Massimo Mucchetti, Corriere della Sera 07/02/2010, 7 febbraio 2010
L’ALLARME SUL DEBITO RIMASTO INASCOLTATO
In questi giorni, le obbligazioni pubbliche spagnole sono diventate rischiose. Assicurarsene il rimborso attraverso i credit default swaps costa molto più di prima, preludio a un consistente rialzo dei tassi. Dopo il rischio Grecia, ecco il ben più consistente rischio Spagna. Il fenomeno è sorprendente. Secondo Global Insight, le obbligazioni dello Stato spagnolo arriveranno a pesare per il 74% del Prodotto interno lordo alla fine del 2012, mentre quelle dello Stato italiano già hanno superato il 117% del Pil nel 2009. Eppure, Madrid è sotto schiaffo e Roma no. Parlando a bassa voce (non vorremmo essere i prossimi bersagli della speculazione), viene da chiedersi il perché.
La risposta, suggerita dalla storia della Grande Crisi, può essere questa: il debito pubblico non va più considerato a sé stante ma in relazione al debito del settore privato, che in Spagna è in profondo rosso. I dati a supporto di questa tesi li offre il McKinsey Global Institute nel suo ultimo studio, «Debt and deleveraging: the global credit bubble and its economic consequences», gennaio 2010. A metà 2009, il debito globale spagnolo era pari al 366% del Pil, con una quota pubblica limitata al 56%, mentre quello italiano, dove la quota pubblica arrivava al 109%, si fermava al 315%. Ricordate? La Spagna aveva sorpassato l’Italia nel Pil pro capite.

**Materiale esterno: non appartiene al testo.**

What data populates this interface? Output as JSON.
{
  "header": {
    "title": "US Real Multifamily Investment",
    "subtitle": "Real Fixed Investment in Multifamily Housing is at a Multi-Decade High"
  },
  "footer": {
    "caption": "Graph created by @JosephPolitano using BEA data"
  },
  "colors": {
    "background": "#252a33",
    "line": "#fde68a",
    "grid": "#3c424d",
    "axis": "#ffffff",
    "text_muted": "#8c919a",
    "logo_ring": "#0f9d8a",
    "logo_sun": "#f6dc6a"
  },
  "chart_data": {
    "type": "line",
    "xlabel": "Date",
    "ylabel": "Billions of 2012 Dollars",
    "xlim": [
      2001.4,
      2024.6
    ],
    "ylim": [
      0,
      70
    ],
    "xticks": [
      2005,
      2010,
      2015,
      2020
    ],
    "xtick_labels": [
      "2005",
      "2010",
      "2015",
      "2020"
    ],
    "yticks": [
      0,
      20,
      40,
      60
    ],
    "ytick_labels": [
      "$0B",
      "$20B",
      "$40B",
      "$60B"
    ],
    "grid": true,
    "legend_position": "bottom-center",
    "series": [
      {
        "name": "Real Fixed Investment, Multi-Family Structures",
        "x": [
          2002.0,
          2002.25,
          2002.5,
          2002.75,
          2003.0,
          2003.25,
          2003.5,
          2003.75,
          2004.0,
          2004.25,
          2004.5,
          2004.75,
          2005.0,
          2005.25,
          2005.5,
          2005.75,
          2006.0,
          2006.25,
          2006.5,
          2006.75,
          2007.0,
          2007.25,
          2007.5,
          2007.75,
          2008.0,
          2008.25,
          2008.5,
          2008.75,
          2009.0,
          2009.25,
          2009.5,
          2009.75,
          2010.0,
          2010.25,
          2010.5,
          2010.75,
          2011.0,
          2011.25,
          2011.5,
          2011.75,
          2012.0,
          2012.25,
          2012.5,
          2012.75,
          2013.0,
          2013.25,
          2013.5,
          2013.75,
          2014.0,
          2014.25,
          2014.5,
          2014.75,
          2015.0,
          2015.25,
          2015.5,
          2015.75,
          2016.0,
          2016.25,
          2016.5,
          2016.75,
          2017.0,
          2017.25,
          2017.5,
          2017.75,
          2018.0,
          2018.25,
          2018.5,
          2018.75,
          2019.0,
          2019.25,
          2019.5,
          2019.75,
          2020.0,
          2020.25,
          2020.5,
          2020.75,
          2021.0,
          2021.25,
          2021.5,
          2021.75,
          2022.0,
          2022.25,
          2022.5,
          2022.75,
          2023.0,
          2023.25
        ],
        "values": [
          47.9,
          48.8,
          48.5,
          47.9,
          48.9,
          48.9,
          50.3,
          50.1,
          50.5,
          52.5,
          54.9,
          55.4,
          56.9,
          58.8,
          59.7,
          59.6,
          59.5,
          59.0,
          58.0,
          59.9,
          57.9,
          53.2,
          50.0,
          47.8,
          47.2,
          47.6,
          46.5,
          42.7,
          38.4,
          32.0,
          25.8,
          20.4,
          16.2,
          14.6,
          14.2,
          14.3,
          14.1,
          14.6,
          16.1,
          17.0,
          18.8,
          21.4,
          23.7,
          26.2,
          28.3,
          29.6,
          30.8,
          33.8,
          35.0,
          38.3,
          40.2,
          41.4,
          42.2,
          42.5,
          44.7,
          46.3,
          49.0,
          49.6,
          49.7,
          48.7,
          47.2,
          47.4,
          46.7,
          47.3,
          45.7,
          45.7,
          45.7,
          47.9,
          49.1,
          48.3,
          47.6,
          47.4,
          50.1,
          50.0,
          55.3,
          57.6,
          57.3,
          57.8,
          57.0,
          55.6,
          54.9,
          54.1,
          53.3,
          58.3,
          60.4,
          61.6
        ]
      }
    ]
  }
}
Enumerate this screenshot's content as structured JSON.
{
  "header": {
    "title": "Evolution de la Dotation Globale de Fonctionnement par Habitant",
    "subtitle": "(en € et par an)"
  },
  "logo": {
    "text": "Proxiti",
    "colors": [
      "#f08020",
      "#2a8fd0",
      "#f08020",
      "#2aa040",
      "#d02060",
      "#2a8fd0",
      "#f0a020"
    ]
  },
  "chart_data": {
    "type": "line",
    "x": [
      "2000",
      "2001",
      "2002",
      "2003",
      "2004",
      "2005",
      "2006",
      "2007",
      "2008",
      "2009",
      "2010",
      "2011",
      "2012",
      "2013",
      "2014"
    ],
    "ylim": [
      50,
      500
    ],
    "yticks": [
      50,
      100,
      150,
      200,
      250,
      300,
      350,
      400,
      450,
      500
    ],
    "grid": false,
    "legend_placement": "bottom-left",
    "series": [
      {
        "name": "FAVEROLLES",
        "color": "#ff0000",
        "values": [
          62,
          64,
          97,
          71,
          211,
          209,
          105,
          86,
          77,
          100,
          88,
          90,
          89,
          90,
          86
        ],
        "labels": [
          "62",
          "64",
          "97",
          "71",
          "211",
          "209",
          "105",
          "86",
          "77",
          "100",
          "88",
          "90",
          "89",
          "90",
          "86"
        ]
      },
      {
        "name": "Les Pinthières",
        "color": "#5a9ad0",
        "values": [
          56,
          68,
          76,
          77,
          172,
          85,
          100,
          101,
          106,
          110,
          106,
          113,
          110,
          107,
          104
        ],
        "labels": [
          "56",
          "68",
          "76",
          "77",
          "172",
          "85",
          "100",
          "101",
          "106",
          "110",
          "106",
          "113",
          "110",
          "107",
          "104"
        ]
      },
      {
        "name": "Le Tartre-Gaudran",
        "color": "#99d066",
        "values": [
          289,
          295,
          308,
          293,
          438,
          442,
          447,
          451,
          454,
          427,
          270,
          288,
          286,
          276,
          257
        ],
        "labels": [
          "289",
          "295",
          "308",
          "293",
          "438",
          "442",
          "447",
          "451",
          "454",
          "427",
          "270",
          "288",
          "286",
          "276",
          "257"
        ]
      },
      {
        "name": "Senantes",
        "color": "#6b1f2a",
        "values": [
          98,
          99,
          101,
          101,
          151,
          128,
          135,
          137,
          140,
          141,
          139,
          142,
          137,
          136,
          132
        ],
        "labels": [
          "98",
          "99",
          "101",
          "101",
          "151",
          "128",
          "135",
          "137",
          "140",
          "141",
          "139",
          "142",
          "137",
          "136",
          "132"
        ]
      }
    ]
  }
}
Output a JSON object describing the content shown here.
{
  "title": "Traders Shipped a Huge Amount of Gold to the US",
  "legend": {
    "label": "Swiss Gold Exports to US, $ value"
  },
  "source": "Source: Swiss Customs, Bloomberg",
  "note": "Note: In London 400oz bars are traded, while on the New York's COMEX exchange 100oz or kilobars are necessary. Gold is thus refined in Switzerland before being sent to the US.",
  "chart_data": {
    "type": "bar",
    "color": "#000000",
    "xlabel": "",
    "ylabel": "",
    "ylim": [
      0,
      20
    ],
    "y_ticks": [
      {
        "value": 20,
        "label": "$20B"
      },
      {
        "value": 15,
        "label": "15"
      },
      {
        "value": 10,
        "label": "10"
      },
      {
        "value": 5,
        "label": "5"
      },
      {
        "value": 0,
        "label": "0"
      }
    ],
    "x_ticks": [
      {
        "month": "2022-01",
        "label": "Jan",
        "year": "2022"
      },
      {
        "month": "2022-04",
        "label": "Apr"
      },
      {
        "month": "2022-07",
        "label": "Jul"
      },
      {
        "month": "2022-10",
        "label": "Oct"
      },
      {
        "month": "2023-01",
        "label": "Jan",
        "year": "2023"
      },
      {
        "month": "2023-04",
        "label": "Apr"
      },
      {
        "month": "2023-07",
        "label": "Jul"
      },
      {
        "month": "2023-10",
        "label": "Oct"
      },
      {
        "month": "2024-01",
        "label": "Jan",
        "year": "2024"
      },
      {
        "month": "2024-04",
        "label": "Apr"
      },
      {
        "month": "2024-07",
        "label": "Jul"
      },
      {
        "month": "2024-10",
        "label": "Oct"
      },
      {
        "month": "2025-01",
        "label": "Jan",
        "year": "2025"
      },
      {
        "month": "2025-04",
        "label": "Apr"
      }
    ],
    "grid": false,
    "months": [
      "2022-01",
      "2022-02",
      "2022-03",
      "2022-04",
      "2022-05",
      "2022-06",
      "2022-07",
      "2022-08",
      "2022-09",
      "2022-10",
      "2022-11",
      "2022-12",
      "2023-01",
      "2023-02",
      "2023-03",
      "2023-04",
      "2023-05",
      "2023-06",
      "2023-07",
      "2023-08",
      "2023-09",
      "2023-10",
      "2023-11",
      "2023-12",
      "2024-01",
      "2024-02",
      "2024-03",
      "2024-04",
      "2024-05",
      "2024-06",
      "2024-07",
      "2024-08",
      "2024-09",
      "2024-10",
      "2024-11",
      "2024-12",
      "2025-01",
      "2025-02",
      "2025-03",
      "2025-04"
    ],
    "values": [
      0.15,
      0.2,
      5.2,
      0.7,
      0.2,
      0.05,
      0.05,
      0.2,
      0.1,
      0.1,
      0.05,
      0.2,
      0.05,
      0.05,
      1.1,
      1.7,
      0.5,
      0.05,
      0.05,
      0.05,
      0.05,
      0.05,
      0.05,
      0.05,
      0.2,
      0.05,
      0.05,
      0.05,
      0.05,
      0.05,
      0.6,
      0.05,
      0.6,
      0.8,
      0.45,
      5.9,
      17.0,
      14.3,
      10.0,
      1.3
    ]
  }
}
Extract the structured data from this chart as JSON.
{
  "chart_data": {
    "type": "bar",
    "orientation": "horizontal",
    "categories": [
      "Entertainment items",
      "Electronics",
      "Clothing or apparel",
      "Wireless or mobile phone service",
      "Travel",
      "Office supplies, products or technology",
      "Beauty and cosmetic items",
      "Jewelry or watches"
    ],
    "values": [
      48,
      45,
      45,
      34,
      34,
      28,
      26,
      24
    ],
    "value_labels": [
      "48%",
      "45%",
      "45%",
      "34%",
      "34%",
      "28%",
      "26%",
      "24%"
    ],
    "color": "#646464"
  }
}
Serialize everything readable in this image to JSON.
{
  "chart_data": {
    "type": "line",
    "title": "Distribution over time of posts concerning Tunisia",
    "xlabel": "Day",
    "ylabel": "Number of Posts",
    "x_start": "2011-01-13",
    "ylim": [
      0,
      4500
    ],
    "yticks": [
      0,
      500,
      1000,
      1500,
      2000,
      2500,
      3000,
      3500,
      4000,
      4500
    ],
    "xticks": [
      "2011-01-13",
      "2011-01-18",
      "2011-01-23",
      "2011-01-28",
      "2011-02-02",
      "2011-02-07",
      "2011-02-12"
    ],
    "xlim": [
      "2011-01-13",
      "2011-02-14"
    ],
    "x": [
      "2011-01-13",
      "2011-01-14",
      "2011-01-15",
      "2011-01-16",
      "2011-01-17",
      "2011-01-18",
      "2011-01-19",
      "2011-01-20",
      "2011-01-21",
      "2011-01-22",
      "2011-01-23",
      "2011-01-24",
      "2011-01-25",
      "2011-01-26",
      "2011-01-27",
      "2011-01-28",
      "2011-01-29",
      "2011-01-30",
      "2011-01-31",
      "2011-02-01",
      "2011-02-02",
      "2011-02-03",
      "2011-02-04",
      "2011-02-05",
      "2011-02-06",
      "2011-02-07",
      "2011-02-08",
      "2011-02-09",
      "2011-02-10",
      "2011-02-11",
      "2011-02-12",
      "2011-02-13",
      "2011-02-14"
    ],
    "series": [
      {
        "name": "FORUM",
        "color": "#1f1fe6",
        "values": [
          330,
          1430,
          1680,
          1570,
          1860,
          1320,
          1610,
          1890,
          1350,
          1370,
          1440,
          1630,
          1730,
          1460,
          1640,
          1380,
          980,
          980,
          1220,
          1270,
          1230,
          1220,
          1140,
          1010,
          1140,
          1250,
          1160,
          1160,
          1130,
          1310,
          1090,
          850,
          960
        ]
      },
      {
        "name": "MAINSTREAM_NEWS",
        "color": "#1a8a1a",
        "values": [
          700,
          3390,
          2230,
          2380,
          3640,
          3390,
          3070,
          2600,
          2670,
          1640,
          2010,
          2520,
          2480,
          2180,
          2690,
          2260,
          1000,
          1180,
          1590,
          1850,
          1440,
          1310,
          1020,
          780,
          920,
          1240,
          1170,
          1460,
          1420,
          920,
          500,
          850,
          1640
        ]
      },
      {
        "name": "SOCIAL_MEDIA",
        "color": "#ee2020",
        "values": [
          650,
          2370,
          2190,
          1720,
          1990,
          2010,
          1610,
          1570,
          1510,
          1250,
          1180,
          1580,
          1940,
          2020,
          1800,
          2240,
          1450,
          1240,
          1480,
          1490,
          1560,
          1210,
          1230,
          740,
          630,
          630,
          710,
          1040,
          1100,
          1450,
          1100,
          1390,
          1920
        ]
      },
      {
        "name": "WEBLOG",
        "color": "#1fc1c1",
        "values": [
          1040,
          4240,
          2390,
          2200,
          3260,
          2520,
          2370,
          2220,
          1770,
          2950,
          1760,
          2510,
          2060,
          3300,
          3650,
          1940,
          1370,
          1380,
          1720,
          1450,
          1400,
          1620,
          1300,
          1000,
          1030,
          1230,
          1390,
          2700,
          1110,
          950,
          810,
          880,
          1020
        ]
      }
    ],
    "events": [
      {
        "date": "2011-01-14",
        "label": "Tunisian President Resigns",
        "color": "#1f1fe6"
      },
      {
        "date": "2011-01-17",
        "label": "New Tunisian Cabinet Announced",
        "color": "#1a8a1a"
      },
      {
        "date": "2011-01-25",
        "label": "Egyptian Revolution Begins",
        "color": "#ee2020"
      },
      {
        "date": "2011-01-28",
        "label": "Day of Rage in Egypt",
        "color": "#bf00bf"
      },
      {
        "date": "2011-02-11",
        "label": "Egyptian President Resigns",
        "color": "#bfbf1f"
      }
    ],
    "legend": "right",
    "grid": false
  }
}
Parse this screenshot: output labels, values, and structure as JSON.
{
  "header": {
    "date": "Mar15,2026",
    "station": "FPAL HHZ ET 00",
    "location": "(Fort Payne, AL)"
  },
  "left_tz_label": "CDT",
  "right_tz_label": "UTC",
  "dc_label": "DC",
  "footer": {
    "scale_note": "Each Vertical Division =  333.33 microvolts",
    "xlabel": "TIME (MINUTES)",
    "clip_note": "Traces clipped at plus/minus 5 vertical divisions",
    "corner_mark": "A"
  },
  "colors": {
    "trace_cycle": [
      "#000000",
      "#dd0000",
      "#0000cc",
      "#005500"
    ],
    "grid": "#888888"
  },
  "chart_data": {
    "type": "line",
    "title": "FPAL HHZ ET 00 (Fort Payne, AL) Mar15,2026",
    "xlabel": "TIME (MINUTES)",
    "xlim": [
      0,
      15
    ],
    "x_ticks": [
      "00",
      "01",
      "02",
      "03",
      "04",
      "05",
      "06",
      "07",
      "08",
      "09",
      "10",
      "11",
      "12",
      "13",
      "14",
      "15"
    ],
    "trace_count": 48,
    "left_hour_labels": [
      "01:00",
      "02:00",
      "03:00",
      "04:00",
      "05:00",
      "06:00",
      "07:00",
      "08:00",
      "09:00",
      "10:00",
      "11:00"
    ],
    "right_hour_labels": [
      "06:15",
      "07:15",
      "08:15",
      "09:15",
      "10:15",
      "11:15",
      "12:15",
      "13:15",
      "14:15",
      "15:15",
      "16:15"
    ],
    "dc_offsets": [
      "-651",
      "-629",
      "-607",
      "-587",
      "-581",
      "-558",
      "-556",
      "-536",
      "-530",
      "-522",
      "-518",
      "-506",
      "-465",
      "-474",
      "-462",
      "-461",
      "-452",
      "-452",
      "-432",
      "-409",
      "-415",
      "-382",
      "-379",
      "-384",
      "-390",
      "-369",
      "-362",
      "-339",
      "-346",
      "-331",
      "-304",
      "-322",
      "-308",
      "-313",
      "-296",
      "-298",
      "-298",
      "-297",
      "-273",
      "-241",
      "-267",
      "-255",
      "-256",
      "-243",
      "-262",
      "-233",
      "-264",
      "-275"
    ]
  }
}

La storia del debito globale spiega da dove veniva la spinta alla crescita: dal 2000 alla metà del 2009 il debito globale spagnolo è aumentato di 173 punti percentuali di Pil, mentre quello italiano di 80 punti, meno della metà.
Quel sorpasso, superficialmente vantato da Zapatero e ingenerosamente imputato a Prodi, perde senso se poi il debito delle famiglie spagnole era passato dal 69% al 130% del reddito disponibile mentre quello delle famiglie italiane era risalito solo dal 34 al 60%. Diversamente dagli Usa, dove a indebitarsi maggiormente è stato il ceto medio, che ora può risparmiare, certo con l’effetto di rallentare la ripresa dei consumi, in Spagna a indebitarsi sono stati i più poveri, che non hanno niente da risparmiare e possono trascinare nell’insolvenza i creditori. Le due grandi banche, il Santander e il Bilbao, restano solide perché la Banca di Spagna ha loro consentito, grazie a un regime fiscale intelligente, di accantonare enormi riserve. Ma le casse di risparmio hanno l’acqua alla gola. Nel suo complesso il sistema finanziario spagnolo è tirato quanto quello britannico. Idem dicasi per le imprese, le più indebitate del mondo.
Da questo coacervo di informazioni, McKinsey ricava un quadro sinottico qualitativo che assegna ai diversi Paesi un colore come al pronto soccorso. Ebbene, la Spagna è codice rosso, il più allarmante. La cosa singolare, nota McKinsey, è che alla Spagna il codice rosso sarebbe stato assegnato anche nel 2006. E allora resta un’altra domanda: governi, banche centrali e agenzie di rating dov’erano? Come facevano i conti e i confronti? E come li fanno oggi?